De la conception, validation et l’utilisation, le laboratoire virtuel « Bazin-R Virtlab » a été présenté, ce samedi 28 mars 2026, comme une solution palliative aux multiples difficultés que rencontrent les élèves du secondaire à propos d’un savoir dans le domaine de la physique mais aussi de redonner l’aspect pratique à l’évaluation de physique dans les écoles, notamment lors de passation de l’épreuve de jury pratique à l’examen d’Etat.
Le Chef de travaux Rama Bazangika Musunda Wa Sadi de la Faculté des Sciences, Département de Physique et Sciences appliquées de l’Université Pédagogique Nationale (UPN). Concepteur du projet de ce laboratoire virtuel pour les écoles de Inkisi et Kimpese dans la province du Kongo-central, il a fait comprendre que Bazin-R Virtlab (BRVL) vise aussi l’implémentation dans les établissements scolaires publics et privés de l’ensemble République Démocratique du Congo. Sa recherche a comme thème : « Conception, validation et utilisation de Bazin-R VirtLab pour la correction des représentations initiales-obstacles et l’intégration de la pratique expérimentale en mécanique classique »
« La thèse n’est pas la fin en soi, c’est le début du commencement de la recherche. Donc, c’est la recherche qui commence maintenant. Nous devons aller plus loin, parfaire l’étude pour aider notre pays à avancer. Nous avons conçu un laboratoire virtuel qui a été validé par un panel d’experts et sert à corriger les pensées primitives qu’expriment les apprenants. Et aussi, ça sert à pragmatiser l’épreuve pratique de physique.
La plus grande distinction, je pense que c’est une mention méritée ; au vu des étapes parcourues et de la rigueur méthodologique mis en place pour arriver aux résultats finaux », a déclaré le docteur Rama Bazangika Musunda Wa Sadi à Univ7sur7.
La collaboration entre le virtuel Bazin-R Virtlab et le réel n’est pas exclue !

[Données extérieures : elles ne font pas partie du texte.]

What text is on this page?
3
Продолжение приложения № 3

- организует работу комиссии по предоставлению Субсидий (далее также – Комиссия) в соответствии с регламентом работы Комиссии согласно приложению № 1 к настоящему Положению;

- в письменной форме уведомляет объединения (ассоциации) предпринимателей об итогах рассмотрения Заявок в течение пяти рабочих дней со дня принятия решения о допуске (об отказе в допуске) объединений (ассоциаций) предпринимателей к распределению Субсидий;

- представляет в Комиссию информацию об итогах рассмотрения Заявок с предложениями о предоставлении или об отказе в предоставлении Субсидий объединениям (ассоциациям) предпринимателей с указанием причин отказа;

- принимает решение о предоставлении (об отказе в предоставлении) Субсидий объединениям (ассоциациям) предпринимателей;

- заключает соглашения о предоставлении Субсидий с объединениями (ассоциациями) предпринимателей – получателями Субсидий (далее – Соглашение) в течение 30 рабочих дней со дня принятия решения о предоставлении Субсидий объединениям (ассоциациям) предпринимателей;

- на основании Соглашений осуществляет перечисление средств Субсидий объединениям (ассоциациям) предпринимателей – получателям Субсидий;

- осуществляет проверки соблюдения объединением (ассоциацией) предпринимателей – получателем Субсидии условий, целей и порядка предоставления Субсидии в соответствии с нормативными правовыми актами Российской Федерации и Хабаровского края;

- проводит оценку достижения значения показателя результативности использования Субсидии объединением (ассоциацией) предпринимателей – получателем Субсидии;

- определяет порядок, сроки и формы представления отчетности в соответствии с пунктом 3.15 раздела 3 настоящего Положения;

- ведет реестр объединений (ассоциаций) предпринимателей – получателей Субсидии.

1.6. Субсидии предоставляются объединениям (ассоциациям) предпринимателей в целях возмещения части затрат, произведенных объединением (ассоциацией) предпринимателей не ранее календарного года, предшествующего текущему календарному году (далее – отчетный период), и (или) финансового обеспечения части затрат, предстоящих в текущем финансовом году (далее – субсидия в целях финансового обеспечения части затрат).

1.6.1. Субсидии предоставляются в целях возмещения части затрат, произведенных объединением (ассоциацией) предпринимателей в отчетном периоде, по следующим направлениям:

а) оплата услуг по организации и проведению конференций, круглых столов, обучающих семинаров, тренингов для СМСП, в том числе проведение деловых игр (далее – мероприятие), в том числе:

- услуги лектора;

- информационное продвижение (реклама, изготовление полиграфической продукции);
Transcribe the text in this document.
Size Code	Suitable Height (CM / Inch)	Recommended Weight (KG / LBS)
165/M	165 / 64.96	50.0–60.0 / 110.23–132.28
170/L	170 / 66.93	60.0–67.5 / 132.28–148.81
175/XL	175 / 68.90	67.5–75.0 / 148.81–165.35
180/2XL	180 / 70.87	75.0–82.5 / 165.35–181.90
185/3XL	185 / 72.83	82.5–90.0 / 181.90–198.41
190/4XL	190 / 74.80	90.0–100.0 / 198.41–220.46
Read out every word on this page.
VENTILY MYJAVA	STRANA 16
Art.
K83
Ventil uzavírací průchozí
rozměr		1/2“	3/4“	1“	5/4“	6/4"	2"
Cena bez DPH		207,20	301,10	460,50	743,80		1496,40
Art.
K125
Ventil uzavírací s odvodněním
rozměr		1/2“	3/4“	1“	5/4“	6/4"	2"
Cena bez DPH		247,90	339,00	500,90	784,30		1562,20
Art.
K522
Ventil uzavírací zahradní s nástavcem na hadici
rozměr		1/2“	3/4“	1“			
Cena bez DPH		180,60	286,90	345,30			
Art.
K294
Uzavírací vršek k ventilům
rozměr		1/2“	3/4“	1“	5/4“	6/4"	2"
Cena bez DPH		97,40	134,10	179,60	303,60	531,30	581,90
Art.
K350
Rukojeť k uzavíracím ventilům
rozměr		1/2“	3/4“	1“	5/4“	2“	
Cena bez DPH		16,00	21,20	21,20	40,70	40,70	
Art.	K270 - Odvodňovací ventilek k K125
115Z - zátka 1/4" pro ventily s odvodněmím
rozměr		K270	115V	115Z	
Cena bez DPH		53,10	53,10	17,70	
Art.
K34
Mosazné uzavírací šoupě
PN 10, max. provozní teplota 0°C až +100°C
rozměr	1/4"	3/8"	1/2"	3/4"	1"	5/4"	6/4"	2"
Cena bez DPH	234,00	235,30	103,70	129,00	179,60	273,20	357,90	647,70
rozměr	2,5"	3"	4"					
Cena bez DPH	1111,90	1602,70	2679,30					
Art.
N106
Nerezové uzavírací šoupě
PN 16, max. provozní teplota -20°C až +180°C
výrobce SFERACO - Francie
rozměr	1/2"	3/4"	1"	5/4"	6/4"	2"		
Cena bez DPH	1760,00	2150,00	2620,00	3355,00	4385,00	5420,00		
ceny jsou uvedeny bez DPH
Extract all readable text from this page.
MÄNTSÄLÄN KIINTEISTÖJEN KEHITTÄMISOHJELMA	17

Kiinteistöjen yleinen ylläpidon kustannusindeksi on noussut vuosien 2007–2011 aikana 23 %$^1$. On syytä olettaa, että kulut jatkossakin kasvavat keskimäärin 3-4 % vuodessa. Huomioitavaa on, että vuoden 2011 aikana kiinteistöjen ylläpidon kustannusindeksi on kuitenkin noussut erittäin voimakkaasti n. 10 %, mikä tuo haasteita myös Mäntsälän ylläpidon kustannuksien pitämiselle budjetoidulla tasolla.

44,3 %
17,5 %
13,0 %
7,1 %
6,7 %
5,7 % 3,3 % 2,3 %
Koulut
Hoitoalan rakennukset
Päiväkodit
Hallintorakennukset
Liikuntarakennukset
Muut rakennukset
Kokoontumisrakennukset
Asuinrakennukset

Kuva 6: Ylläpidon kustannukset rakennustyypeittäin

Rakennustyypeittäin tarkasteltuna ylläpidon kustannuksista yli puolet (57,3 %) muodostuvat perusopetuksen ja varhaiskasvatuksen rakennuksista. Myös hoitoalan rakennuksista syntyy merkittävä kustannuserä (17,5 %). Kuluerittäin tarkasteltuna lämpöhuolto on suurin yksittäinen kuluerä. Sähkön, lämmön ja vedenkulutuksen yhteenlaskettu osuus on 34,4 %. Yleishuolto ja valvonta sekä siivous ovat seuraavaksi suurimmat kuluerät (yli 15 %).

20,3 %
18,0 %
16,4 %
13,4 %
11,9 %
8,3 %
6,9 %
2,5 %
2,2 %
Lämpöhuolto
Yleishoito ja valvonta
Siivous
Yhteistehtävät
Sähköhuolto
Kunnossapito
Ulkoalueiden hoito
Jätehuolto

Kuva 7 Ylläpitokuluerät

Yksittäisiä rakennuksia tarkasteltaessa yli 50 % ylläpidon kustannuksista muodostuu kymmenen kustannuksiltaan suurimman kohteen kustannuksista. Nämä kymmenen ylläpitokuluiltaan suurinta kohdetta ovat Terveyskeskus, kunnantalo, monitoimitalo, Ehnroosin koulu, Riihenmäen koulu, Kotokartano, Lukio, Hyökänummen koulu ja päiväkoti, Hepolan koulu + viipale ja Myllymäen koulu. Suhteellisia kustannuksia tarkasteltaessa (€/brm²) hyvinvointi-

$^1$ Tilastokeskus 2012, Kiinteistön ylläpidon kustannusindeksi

La thèse de Monsieur Rama Bazangika appelle à la mise en place d’une approche hybride combinant le BVRL (son laboratoire) pour la détection et la correction des RIO avec un laboratoire réel ou des manipulations simples pour l’approfondissement quantitatif des notions, répondant ainsi aux limites soulevées par Altalbe et Smetana & Bell mais également la formation continue des enseignants à l’approche sociogénético-constructiviste (gestion des groupes hétérogènes, animation du conflit sociocognitif, métacognition) et à l’utilisation technique de BRVL et l’équipement des écoles en solutions de secours électrique (batteries, panneaux photovoltaïques) et en tablettes numériques (une pour 4-5 apprenants) pour garantir un accès équitable.
Le recours à l’IA et l’adaptation du projet à d’autres pays africains sont également envisagés
« L’intégration de l’intelligence artificielle dans BRVL représenterait une évolution majeure. Des algorithmes d’apprentissage automatique pourraient analyser les erreurs des apprenants en temps réel et proposer des corrections adaptées à leur niveau, assurant un tutorat automatisé et un feedback personnalisé. L’IA permettrait également d’interpréter les résultats expérimentaux et d’aider les utilisateurs à identifier les tendances et les sources d’erreur. Au-delà des profils kinesthésique et visuel actuellement sollicités, l’intégration d’une interface vocale faciliterait l’interaction et la compréhension des concepts. Cette évolution nécessitera toutefois une infrastructure numérique plus avancée, un investissement en temps de développement et une attention accrue à la sécurité informatique », note le chercheur de l’UPN.
Avant de poursuivre :
« Enfin, le développement d’une version multilingue intégrant, outre le français, les principales langues nationales (lingala, swahili, kikongo, tshiluba) élargirait l’accessibilité de l’outil et faciliterait son appropriation par les apprenants dont le français n’est pas la langue maternelle.La création d’une plateforme collaborative réunissant chercheurs, enseignants et décideurs autour de BRVL favoriserait l’amélioration continue de l’outil et la mutualisation des ressources pédagogiques. L’adaptation de BRVL à d’autres pays africains francophones, en partenariat avec les institutions éducatives locales, permettrait de tester la transférabilité du modèle et de contribuer, à une échelle plus large, à l’amélioration de l’enseignement des sciences sur le continent »
Originaire de la ville de Mbanza-Ngungu dans la province du Kongo-central, Monsieur Rama Bazangika Musunda Wa Sadi fut Secrétaire Général Académique et Secrétaire Général Administratif de l’ISTA Gombe-Matadi entre 2016 et 2024, Licencié de l’Institut Pédagogique Nationale en 2004, il est revenu à l’UPN en 2018 pour une Licence spéciale en Physique avant de soutenir son DEA en 2022 en Didactique de Physique et Évaluation à la Faculté des Sciences.